Throughout her studies at Curtin, Jeanette has been given many opportunities to work in remote communities throughout WA, which has broadened her understanding of the need for health professionals in regional and remote areas.

“In my third and fourth year, we got to participate in five-week blocks of placements, and I had to chance to work at Northam Hospital, which is an hour outside of Perth. That was probably the hardest placement because it covered every single area of physiotherapy. At one stage, we were driving from Northam to a small town over 100 kilometres away because there was no physio in that town.”

Since graduating, Jeanette has been working at Body Smart Health Solutions as a physiotherapist, where she continues to help people both physically and mentally. She shares with us some advice from her experiences in both studying and being in the workforce.

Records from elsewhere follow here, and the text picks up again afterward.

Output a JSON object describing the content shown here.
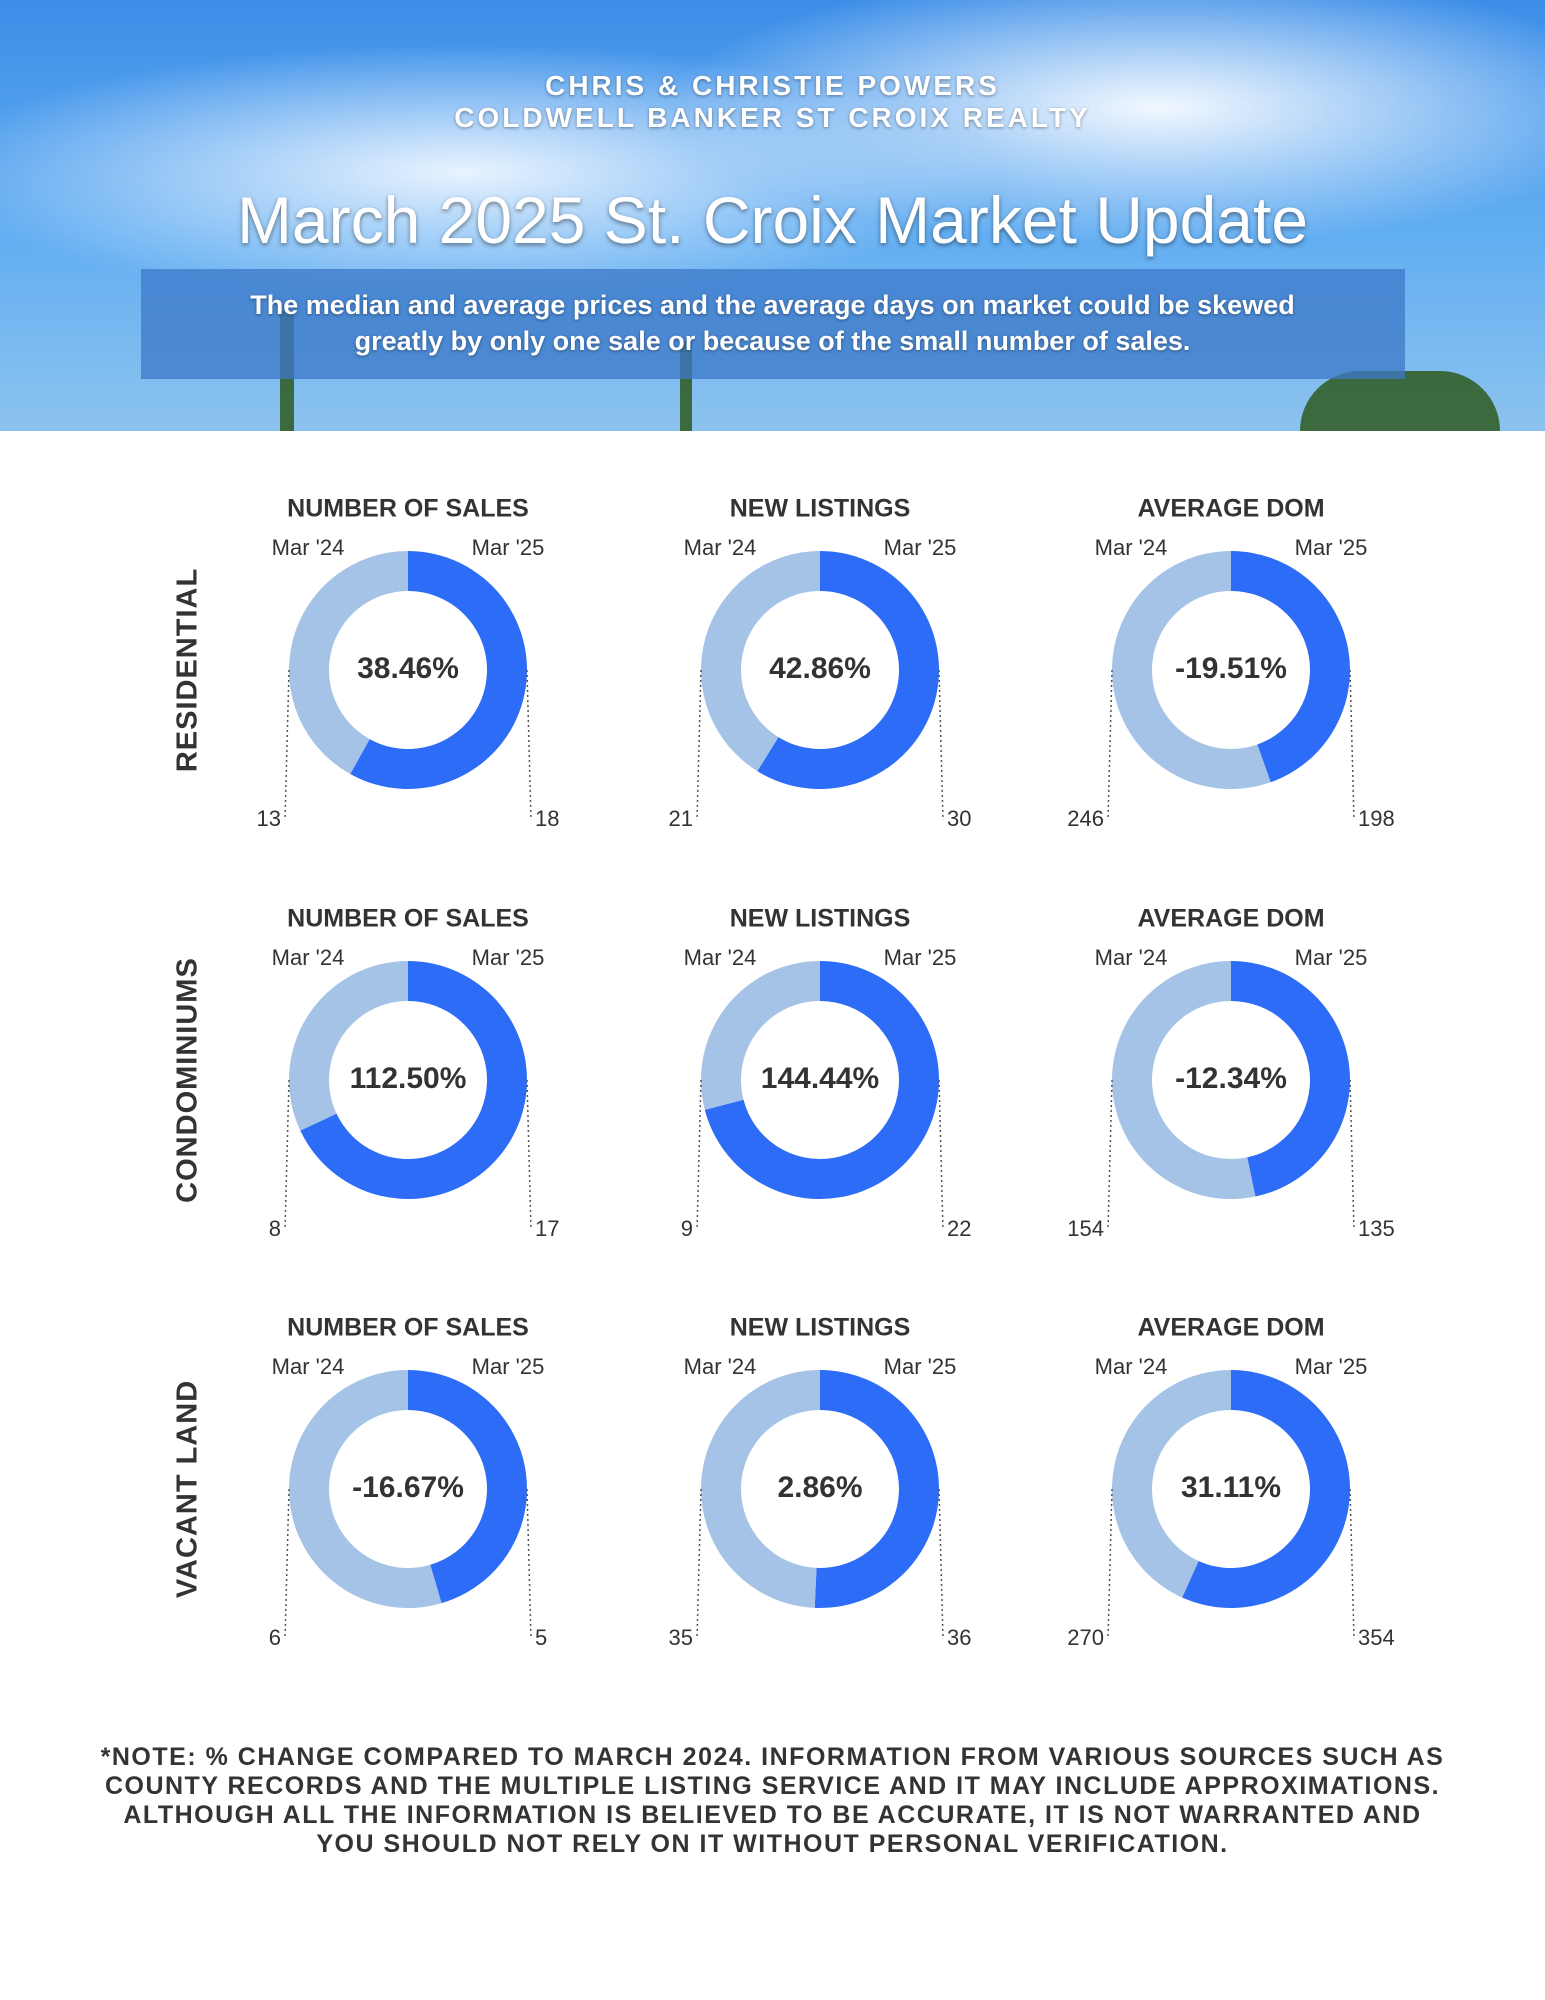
{
  "header": {
    "agents": "CHRIS & CHRISTIE POWERS",
    "brokerage": "COLDWELL BANKER ST CROIX REALTY",
    "title": "March 2025 St. Croix Market Update",
    "subtitle": "The median and average prices and  the average days on market could be skewed greatly by only one sale or because of the small number of sales."
  },
  "sections": [
    "RESIDENTIAL",
    "CONDOMINIUMS",
    "VACANT LAND"
  ],
  "chart_data": [
    {
      "type": "donut",
      "title": "NUMBER OF SALES",
      "categories": [
        "Mar '24",
        "Mar '25"
      ],
      "values": [
        13,
        18
      ],
      "center_label": "38.46%",
      "colors": [
        "#a4c3e6",
        "#2d6cf6"
      ]
    },
    {
      "type": "donut",
      "title": "NEW LISTINGS",
      "categories": [
        "Mar '24",
        "Mar '25"
      ],
      "values": [
        21,
        30
      ],
      "center_label": "42.86%",
      "colors": [
        "#a4c3e6",
        "#2d6cf6"
      ]
    },
    {
      "type": "donut",
      "title": "AVERAGE DOM",
      "categories": [
        "Mar '24",
        "Mar '25"
      ],
      "values": [
        246,
        198
      ],
      "center_label": "-19.51%",
      "colors": [
        "#a4c3e6",
        "#2d6cf6"
      ]
    },
    {
      "type": "donut",
      "title": "NUMBER OF SALES",
      "categories": [
        "Mar '24",
        "Mar '25"
      ],
      "values": [
        8,
        17
      ],
      "center_label": "112.50%",
      "colors": [
        "#a4c3e6",
        "#2d6cf6"
      ]
    },
    {
      "type": "donut",
      "title": "NEW LISTINGS",
      "categories": [
        "Mar '24",
        "Mar '25"
      ],
      "values": [
        9,
        22
      ],
      "center_label": "144.44%",
      "colors": [
        "#a4c3e6",
        "#2d6cf6"
      ]
    },
    {
      "type": "donut",
      "title": "AVERAGE DOM",
      "categories": [
        "Mar '24",
        "Mar '25"
      ],
      "values": [
        154,
        135
      ],
      "center_label": "-12.34%",
      "colors": [
        "#a4c3e6",
        "#2d6cf6"
      ]
    },
    {
      "type": "donut",
      "title": "NUMBER OF SALES",
      "categories": [
        "Mar '24",
        "Mar '25"
      ],
      "values": [
        6,
        5
      ],
      "center_label": "-16.67%",
      "colors": [
        "#a4c3e6",
        "#2d6cf6"
      ]
    },
    {
      "type": "donut",
      "title": "NEW LISTINGS",
      "categories": [
        "Mar '24",
        "Mar '25"
      ],
      "values": [
        35,
        36
      ],
      "center_label": "2.86%",
      "colors": [
        "#a4c3e6",
        "#2d6cf6"
      ]
    },
    {
      "type": "donut",
      "title": "AVERAGE DOM",
      "categories": [
        "Mar '24",
        "Mar '25"
      ],
      "values": [
        270,
        354
      ],
      "center_label": "31.11%",
      "colors": [
        "#a4c3e6",
        "#2d6cf6"
      ]
    }
  ],
  "note": "*NOTE: % CHANGE COMPARED TO MARCH 2024. INFORMATION FROM VARIOUS SOURCES SUCH AS COUNTY RECORDS AND THE MULTIPLE LISTING SERVICE AND IT MAY INCLUDE APPROXIMATIONS. ALTHOUGH ALL THE INFORMATION IS BELIEVED TO BE ACCURATE, IT IS NOT WARRANTED AND YOU SHOULD NOT RELY ON IT WITHOUT PERSONAL VERIFICATION."
}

“Firstly, if you don’t make it into your preferred degree in university, don’t give up; you never know, you might fall in love with something else. If you aspire to study something different, go for it. We have so many years on this earth, and it doesn’t matter how old you are, do what you want to do.”

“Secondly, if you have a chance, go out into the regions, especially Indigenous communities. I have volunteered in some of the most remote areas of Western Australia, and I have never regretted it.”

Jeanette will be moving to Wongan Hills later this year. She will be starting a physio-led Pilates group aimed at the older generation to continue improving people’s physical and mental health.